Voilà un film que je n’ai pas voulu voir à sa sortie. Voilà un film qui a fait couler beaucoup d’encre sans que pour autant il ait connu à Cannes le tollé d’un Funny Games de Haneke (qui le méritait sans doute un peu) ou d’un Assassin(s) de Kassovitz (qui banalisait le massacre de son prochain et faisait de nous des voyeurs impuissants). Le scandale : un plan séquence d’une scène de viol où la belle Alex (Monica Bellucci) va subir les assauts d’un fou-furieux pendant près de 10 minutes en temps réel. 10 minutes c’est long, c’est odieux pour le spectateur qui forcément s’y retrouve un peu dans ce couloir crasseux baigné de rouge. Contrairement au seul individu qui dans le film y pointe son nez et se casse sans rien dire, nous on aimerait gueuler, appeler à l’aide.
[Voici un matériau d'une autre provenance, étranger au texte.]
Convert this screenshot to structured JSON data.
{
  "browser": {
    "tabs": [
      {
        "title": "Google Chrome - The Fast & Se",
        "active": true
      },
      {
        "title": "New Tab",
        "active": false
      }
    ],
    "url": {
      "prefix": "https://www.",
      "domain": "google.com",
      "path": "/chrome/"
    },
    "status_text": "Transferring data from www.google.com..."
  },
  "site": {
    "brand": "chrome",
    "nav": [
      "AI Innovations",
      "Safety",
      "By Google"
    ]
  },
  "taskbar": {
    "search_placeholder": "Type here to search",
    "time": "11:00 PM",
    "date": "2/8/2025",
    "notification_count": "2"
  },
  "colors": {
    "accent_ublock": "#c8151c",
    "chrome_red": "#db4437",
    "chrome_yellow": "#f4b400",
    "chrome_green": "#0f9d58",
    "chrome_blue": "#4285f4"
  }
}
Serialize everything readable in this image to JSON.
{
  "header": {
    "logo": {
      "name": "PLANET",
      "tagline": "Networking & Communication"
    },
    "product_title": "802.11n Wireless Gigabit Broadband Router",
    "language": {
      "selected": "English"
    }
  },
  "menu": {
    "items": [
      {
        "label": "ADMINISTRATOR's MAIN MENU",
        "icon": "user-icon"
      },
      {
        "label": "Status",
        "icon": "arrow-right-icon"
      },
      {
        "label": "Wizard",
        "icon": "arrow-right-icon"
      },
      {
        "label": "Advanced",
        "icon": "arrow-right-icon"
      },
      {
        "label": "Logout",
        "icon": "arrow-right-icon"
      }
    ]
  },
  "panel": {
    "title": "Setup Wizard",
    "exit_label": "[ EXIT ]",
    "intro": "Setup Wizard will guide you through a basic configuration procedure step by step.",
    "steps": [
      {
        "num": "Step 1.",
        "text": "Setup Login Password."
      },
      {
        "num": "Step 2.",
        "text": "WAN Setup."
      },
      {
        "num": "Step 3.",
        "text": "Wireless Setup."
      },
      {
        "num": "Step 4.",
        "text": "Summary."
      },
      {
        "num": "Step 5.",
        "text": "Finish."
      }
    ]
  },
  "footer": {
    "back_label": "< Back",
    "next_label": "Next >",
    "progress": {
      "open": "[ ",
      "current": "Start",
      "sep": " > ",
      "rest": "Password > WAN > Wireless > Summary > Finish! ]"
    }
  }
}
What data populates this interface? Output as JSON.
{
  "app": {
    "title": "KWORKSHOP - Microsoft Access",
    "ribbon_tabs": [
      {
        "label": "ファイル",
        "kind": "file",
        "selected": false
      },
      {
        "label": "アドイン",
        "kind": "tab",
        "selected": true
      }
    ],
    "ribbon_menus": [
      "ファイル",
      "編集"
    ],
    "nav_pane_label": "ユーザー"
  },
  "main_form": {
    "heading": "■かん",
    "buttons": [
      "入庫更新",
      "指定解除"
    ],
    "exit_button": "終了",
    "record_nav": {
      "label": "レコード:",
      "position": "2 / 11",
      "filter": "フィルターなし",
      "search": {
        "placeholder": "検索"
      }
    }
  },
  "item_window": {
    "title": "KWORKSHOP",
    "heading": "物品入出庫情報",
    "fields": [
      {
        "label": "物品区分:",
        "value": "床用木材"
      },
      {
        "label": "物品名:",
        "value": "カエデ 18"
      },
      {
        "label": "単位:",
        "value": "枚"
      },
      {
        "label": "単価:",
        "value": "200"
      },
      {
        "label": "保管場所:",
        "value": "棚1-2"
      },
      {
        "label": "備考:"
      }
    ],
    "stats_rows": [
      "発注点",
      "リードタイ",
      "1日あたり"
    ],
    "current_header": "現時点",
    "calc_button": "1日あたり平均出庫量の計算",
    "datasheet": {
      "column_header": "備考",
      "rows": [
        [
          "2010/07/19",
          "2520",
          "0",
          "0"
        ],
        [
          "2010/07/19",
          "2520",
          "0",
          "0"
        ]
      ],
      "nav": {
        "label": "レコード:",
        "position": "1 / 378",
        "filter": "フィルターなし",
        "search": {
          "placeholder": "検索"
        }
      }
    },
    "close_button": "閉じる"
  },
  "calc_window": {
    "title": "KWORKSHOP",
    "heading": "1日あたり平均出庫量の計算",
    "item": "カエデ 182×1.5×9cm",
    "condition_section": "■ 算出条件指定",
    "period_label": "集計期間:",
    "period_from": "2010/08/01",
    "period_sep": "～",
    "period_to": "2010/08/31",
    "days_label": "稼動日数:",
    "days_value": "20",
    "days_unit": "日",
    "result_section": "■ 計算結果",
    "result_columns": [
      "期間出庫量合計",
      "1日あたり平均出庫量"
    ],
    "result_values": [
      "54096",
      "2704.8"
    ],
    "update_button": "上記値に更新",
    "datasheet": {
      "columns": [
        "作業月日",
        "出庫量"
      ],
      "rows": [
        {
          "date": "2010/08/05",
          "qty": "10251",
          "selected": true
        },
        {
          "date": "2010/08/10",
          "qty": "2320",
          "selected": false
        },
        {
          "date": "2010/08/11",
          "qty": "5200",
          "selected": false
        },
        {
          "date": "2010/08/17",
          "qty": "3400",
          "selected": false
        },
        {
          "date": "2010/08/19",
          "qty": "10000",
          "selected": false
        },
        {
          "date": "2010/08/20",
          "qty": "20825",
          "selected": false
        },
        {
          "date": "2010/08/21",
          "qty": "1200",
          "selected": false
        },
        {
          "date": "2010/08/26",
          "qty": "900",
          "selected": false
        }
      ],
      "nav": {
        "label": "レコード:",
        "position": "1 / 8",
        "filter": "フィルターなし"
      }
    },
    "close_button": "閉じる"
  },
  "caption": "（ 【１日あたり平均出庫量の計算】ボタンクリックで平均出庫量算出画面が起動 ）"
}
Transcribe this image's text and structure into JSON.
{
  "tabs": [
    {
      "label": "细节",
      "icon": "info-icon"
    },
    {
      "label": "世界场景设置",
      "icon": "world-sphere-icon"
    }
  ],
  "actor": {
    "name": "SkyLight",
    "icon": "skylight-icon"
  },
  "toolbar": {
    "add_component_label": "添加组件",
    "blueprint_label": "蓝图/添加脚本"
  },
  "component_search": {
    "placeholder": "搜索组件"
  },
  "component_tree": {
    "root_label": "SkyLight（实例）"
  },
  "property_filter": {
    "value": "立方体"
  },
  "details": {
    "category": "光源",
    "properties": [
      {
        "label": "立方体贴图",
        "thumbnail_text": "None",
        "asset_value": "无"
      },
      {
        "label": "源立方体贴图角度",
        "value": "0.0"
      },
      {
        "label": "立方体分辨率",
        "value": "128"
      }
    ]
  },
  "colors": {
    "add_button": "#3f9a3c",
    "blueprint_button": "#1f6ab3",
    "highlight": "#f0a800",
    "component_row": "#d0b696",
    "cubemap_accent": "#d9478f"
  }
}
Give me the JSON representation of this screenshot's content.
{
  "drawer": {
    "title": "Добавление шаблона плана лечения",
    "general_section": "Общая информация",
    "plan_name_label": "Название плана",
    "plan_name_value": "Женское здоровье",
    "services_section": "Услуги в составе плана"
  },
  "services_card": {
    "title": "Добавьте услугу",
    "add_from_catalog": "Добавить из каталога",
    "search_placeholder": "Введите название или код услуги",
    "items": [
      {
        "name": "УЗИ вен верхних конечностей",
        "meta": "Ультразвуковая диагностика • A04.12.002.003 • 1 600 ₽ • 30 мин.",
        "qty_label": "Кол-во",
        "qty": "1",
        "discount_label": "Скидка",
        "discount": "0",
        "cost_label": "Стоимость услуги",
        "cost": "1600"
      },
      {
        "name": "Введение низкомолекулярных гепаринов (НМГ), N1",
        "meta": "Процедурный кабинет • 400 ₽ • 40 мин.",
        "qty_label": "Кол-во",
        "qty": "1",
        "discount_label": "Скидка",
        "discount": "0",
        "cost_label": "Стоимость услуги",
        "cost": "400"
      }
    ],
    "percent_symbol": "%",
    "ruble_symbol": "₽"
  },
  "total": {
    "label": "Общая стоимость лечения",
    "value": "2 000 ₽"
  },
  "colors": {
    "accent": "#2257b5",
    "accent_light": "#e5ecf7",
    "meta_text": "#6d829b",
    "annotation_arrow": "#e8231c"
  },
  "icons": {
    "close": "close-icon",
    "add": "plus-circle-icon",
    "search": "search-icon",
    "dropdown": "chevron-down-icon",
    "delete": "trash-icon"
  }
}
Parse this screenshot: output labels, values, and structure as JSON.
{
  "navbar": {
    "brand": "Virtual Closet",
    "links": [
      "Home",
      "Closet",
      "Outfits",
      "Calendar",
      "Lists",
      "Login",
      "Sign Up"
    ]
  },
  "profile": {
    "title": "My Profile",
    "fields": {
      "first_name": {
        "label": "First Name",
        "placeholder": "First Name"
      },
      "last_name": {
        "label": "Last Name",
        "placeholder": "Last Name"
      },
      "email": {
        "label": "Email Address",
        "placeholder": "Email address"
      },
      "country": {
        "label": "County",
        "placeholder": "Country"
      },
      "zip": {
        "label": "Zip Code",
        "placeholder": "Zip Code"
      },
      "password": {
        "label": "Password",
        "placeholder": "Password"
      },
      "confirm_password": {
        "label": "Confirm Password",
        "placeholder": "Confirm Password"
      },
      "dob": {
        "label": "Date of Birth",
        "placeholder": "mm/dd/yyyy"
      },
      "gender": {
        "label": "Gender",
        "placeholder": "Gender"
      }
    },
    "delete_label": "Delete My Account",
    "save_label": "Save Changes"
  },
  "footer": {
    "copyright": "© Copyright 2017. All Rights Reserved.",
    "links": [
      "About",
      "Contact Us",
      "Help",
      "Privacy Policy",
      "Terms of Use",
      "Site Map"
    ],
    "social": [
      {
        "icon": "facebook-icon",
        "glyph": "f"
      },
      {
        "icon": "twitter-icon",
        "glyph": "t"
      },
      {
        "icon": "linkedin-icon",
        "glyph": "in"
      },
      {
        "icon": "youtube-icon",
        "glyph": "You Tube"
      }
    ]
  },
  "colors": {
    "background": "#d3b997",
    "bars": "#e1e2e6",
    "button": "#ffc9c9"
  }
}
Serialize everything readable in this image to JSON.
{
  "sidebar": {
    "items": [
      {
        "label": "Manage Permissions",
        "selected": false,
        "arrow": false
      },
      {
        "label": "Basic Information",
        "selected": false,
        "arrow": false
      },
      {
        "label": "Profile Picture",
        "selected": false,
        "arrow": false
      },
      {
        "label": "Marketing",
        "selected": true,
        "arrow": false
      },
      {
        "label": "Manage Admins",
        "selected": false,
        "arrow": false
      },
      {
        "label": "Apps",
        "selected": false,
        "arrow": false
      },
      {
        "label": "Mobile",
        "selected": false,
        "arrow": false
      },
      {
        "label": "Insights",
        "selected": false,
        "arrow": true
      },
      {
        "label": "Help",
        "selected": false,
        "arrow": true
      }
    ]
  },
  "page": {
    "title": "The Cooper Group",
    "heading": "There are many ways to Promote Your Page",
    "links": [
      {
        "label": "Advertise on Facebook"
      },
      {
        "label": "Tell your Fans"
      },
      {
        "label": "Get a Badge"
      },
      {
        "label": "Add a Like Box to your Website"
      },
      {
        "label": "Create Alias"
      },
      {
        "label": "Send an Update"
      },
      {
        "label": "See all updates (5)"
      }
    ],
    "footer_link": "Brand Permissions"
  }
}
Si je suis relativement d’accord pour dire que la scène ne méritait sans doute pas un tel degré de précision (encore qu’un viol doit être sacrément long pour celui qui le subit), elle reste toutefois assez « pudique » dans ce qui est montré de nudité entendons-nous bien (et là je parle pour les quelques voyeurs décérébrés qui viendraient essentiellement pour matter la divine italienne). Loin d’être gratuite le tour de force de Noë est d’ailleurs d’en faire une justification à la folie meurtrière qui va s’en suivre et que nous spectateur nous nous prenons d’entrée en pleine face.
Car dans Irréversible la temporalité est inversée. Au départ un générique de fin qui commence par la fin et puis qui penche, qui penche jusqu’à s’incliner un peu, se désarticuler. Comme le bras de Marcus (Vincent Cassel) se faisant casser la gueule dans ce repaire infâme d’homos en manque de sensations fortes (nommé « Rectum ») où rongé par la douleur il recherche le Ténia (surnom du violeur). Le spectateur est d’abord un peu perdu, d’ailleurs il se cogne aux images avec violence comme un insecte cherchant aveuglément la lumière. Lumière qui n’existe pas, qui n’existe plus dans ce trou morbide. Secondé par Pierre son ami et ex petit-ami de sa compagne récemment agressée (campé par l’excellent Albert Dupontel) voilà Marcus prêt à tout pour assouvir sa soif de vengeance. Pourtant c’est Pierre le modéré, Pierre le diplomate, Pierre le sage et gentil professeur d’histoire qui va l’exécuter cette vengeance, sauvagement et bien mal encore puisqu’il va se tromper de cible. La scène d’une violence inouïe marque la fin de cette tragédie et donc paradoxalement le début du film, le parti pris du réalisateur consistant donc à remonter petit à petit le fil du temps du sordide vers le bonheur. Et là ce que je reprocherai le plus à Noë est son côté trop manichéen, sans demi-mesure. Le sordide est violemment sordide (le réalisateur allant jusqu’à choisir des noms afférents comme pour étayer ses propos : Rectum pour le background de la boîte sado-maso, Ténia pour le violeur. Tu ne veux pas nous faire un dessin Gaspard aussi?) et à l’inverse le bonheur étant trop parfait (images d’Alex en osmose complète avec Marcus, puis tout à son ivresse de découvrir son début de grossesse, enfin étendue sur l’herbe verte et tendre d’un parc entourée de bambins jouant au cerf-volant). L’expérience cinématographique d’inversion du temps met l’accent sur le fait que l’esprit humain a du mal à croire à ce bonheur quand il a flirté avec l’horreur. Le bonheur devient factice ou plutôt irréel comme si il n’avait jamais existé, l’horreur ayant tout effacé.
Vivre est (ou peut-être) une tragédie dont Gaspard Noé rend compte avec brutalité. C’est choquant, dérangeant, percutant, difficilement supportable mais cette expérience cinématographique (filmée en plans séquences rendant le tout plus que crédible) est extraordinaire (dans le sens premier du terme à savoir hors de l’ordinaire) et irréversible.